Tisha: So, like, the meditator who in 50 years, it's learning to love that shaming part.

Martha: Right. I mean, I think that, I think it depends on how you meditate. You know, I have a hope that meditation will... I think the two are coming closer together as meditators on IFS and IFS is more influenced by people who are into mindfulness that people will be taking the opportunity of mindfulness to actually, you know, make more room for their parts. And the more...that's what we're talking about is just, you know, welcoming all parts and being in relationship with them.

Tisha: Yeah. Who is your book on shame geared towards?
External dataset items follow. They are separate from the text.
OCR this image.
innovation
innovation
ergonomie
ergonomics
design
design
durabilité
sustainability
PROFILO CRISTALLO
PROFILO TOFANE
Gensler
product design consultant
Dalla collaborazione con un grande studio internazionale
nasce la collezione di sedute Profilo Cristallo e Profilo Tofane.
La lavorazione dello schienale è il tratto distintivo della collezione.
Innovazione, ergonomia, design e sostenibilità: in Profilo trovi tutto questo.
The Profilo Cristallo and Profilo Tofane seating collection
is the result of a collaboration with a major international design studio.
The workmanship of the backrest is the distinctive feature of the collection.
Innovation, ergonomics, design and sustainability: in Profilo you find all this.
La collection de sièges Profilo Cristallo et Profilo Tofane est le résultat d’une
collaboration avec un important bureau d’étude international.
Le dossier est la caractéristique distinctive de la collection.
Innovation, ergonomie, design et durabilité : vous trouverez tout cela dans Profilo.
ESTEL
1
Martha: It's geared towards clinicians, but I'm hoping that it won't just be for people who already know IFS, I'd like it to be for a broader audience, although it is the IFS frame. So that's the balancing act that I'm trying to do with the help of my editor, who sort of...Who wants it to be that way too. So, so I'm hoping it'll reach a broader audience.

Aníbal: And when? Do you have an idea when?

Martha: I'm right in the middle of this one? So, I don't know how long it's going to take. This one. I mean, the others are fairly, I know the, the ones that are sort of how to apply IFS, I'm very steeped in that I know how to do what I'm working with people, with coauthors who are experts. And so that goes much faster. The shame book is really...what I get from writing something like this is I'm learning constantly as I write it, I'm articulating my ideas and see what fits and what doesn't fit and then I have to change them and I bring in clinical examples and it changes the whole thing again. And you know, so, it's a great process. I love it. But it's, I have no idea how long it's going to take.

Aníbal: I hope you can enjoy it as well.

Martha: Yeah, no, I enjoy it a lot. I learn a tremendous amount.

Tisha: We're looking forward to it. Yeah.

Martha: Thank you.

Aníbal: So again, Martha, thank you so much for all that you do. Thank you for having us.

Martha: You're welcome. Thank you.

Aníbal: Thank you for your wisdom. It was a joy to be here with you and Tisha, and we hope we can meet again and sharing this model, our work and our lives.

Martha: Thank you.

Tisha: Thank you, Martha. Take care.